There’s a lot to know when it comes to pregnancy and all its possibilities.
One such thing is a chorionic bump.
But what exactly is it?
And what does it mean for pregnancy?
Let’s find out together.
In this article: 📝
- What is a chorionic bump?
- What causes a chorionic bump?
- How common is a chorionic bump?
- What does a chorionic bump mean for your pregnancy?
- Do chorionic bumps go away?
- The final word on chorionic bumps
What is a chorionic bump?
A chorionic bump is the medical term for a bulge in the choriodecidual surface of the gestational sac.
Um. What exactly?
We’re here to translate.
When you’re pregnant, the fetus forms inside an amniotic sac.
That’s essentially a bag of liquid that keeps them safe.
The amniotic sac sits inside a bigger sac called the gestational sac.
Because it’s larger, the gestational sac can be seen on an ultrasound earlier in pregnancy.
A sonographer (a medical professional who performs ultrasounds) will be able to identify it between four and five weeks after conception.
It looks like a dark space surrounded by a white rim.
The white rim of the gestational sac is called the chorion.
It’s covered in a series of microscopic bumps called villi.
The inner surface of the chorion is the choriodecidual surface.
If you have a chorionic bump, ultrasound scans will show it as a small, white, rounded structure on this surface.
Unlike a live embryo, a chorionic bump won’t have a heartbeat.
But it can be difficult for a sonographer to tell the difference between it and a second embryo that doesn’t have a heartbeat.
If your healthcare team picks up what they think is a chorionic bump, you’ll likely be booked in for a follow-up ultrasound to take another look as things develop.
What causes a chorionic bump?
Research into chorionic bumps is still at an early stage.

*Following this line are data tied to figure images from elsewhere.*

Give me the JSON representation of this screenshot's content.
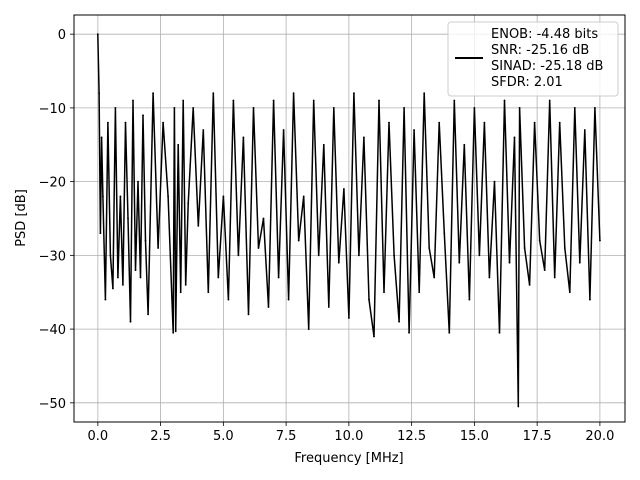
{
  "chart_data": {
    "type": "line",
    "title": "",
    "xlabel": "Frequency [MHz]",
    "ylabel": "PSD [dB]",
    "xlim": [
      -0.95,
      21.0
    ],
    "ylim": [
      -52.6,
      2.6
    ],
    "xticks": [
      0.0,
      2.5,
      5.0,
      7.5,
      10.0,
      12.5,
      15.0,
      17.5,
      20.0
    ],
    "xtick_labels": [
      "0.0",
      "2.5",
      "5.0",
      "7.5",
      "10.0",
      "12.5",
      "15.0",
      "17.5",
      "20.0"
    ],
    "yticks": [
      0,
      -10,
      -20,
      -30,
      -40,
      -50
    ],
    "ytick_labels": [
      "0",
      "−10",
      "−20",
      "−30",
      "−40",
      "−50"
    ],
    "grid": true,
    "legend_position": "upper-right",
    "line_color": "#000000",
    "series": [
      {
        "name": "ENOB: -4.48 bits\nSNR: -25.16 dB\nSINAD: -25.18 dB\nSFDR: 2.01",
        "x": [
          0.0,
          0.05,
          0.1,
          0.15,
          0.2,
          0.3,
          0.4,
          0.5,
          0.6,
          0.7,
          0.8,
          0.9,
          1.0,
          1.1,
          1.2,
          1.3,
          1.4,
          1.5,
          1.6,
          1.7,
          1.8,
          1.9,
          2.0,
          2.2,
          2.4,
          2.6,
          2.8,
          3.0,
          3.05,
          3.1,
          3.2,
          3.3,
          3.4,
          3.5,
          3.6,
          3.8,
          4.0,
          4.2,
          4.4,
          4.6,
          4.8,
          5.0,
          5.2,
          5.4,
          5.6,
          5.8,
          6.0,
          6.2,
          6.4,
          6.6,
          6.8,
          7.0,
          7.2,
          7.4,
          7.6,
          7.8,
          8.0,
          8.2,
          8.4,
          8.6,
          8.8,
          9.0,
          9.2,
          9.4,
          9.6,
          9.8,
          10.0,
          10.2,
          10.4,
          10.6,
          10.8,
          11.0,
          11.2,
          11.4,
          11.6,
          11.8,
          12.0,
          12.2,
          12.4,
          12.6,
          12.8,
          13.0,
          13.2,
          13.4,
          13.6,
          13.8,
          14.0,
          14.2,
          14.4,
          14.6,
          14.8,
          15.0,
          15.2,
          15.4,
          15.6,
          15.8,
          16.0,
          16.2,
          16.4,
          16.6,
          16.75,
          16.8,
          17.0,
          17.2,
          17.4,
          17.6,
          17.8,
          18.0,
          18.2,
          18.4,
          18.6,
          18.8,
          19.0,
          19.2,
          19.4,
          19.6,
          19.8,
          20.0
        ],
        "y": [
          0.0,
          -8.0,
          -27.0,
          -14.0,
          -22.0,
          -36.0,
          -12.0,
          -30.0,
          -34.5,
          -10.0,
          -33.0,
          -22.0,
          -34.0,
          -12.0,
          -25.0,
          -39.0,
          -9.0,
          -32.0,
          -20.0,
          -33.0,
          -11.0,
          -28.0,
          -38.0,
          -8.0,
          -29.0,
          -12.0,
          -22.0,
          -40.5,
          -10.0,
          -40.3,
          -15.0,
          -35.0,
          -9.0,
          -34.0,
          -23.0,
          -10.0,
          -26.0,
          -13.0,
          -35.0,
          -8.0,
          -33.0,
          -22.0,
          -36.0,
          -9.0,
          -30.0,
          -14.0,
          -38.0,
          -10.0,
          -29.0,
          -25.0,
          -37.0,
          -9.0,
          -33.0,
          -13.0,
          -36.0,
          -8.0,
          -28.0,
          -22.0,
          -40.0,
          -9.0,
          -30.0,
          -15.0,
          -37.0,
          -10.0,
          -31.0,
          -21.0,
          -38.5,
          -8.0,
          -30.0,
          -14.0,
          -36.0,
          -41.0,
          -9.0,
          -35.0,
          -12.0,
          -30.0,
          -39.0,
          -10.0,
          -40.5,
          -13.0,
          -35.0,
          -8.0,
          -29.0,
          -33.0,
          -12.0,
          -27.0,
          -40.5,
          -9.0,
          -31.0,
          -15.0,
          -36.0,
          -10.0,
          -30.0,
          -12.0,
          -33.0,
          -20.0,
          -40.5,
          -9.0,
          -31.0,
          -14.0,
          -50.5,
          -10.0,
          -29.0,
          -34.0,
          -12.0,
          -28.0,
          -32.0,
          -9.0,
          -33.0,
          -12.0,
          -29.0,
          -35.0,
          -10.0,
          -31.0,
          -13.0,
          -36.0,
          -10.0,
          -28.0
        ]
      }
    ],
    "legend_lines": [
      "ENOB: -4.48 bits",
      "SNR: -25.16 dB",
      "SINAD: -25.18 dB",
      "SFDR: 2.01"
    ]
  }
}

The causes aren’t clear, and the bump itself could be several different things:
- A hematoma - i.e., a blood clot
- A hemorrhage
- Fluid that’s accumulated
- A second pregnancy that’s been lost and is being reabsorbed into the body
- A second fertilized egg that didn’t develop into an embryo
How common is a chorionic bump?
Different studies have come up with different numbers for the probability of a chorionic bump during pregnancy.
A 2013 study of nearly 38,000 pregnancies found chorionic bumps in only 0.15% of cases.
Another study in 2019 put the rate higher, at 0.7%.
Whatever the precise number, it’s rare.
And that can make diagnosis difficult.
What does a chorionic bump mean for your pregnancy?
The frustrating answer is that it isn’t clear.
Chorionic bumps may be associated with complications in pregnancy.
One study, which looked at pregnancies between 2003 and 2010, found the rate of pregnancy loss was twice as high for women with chorionic bumps as for those without.
But other research points to more positive outcomes.
A 2015 study found that almost two-thirds of women diagnosed with a chorionic bump went on to deliver a baby.
And if the chorionic bump was the only issue with the pregnancy, that rate increased to 84%.
Do chorionic bumps go away?
Amongst the chorionic bump success stories, one case study from the UK shows how that can happen.
A woman experiencing pain and bleeding problems had an ultrasound less than five weeks into her pregnancy.
The sonographer spotted a round structure of some kind, but it wasn’t clear what it was.
A week later, another ultrasound showed the rounded structure looking more like a chorionic bump, probably the result of a blood clot.
The chorionic bump was still there at a 13-week scan.
But by 20 weeks, it had disappeared.
And the really great news?
She went on to have a perfectly healthy baby.
The final word on chorionic bumps
Chorionic bumps are rare, and they’re not well understood yet.
In some cases, they’re linked to pregnancy complications.
But many people with chorionic bumps go on to have healthy babies.
If you’ve been diagnosed with one, your sonographer has spotted something that’s easy to miss.
That means your pregnancy can be carefully monitored, giving you the best possible chance of delivering a healthy baby.
The pregnancy road contains all sorts of ups and downs.
Know that you don’t have to travel it alone.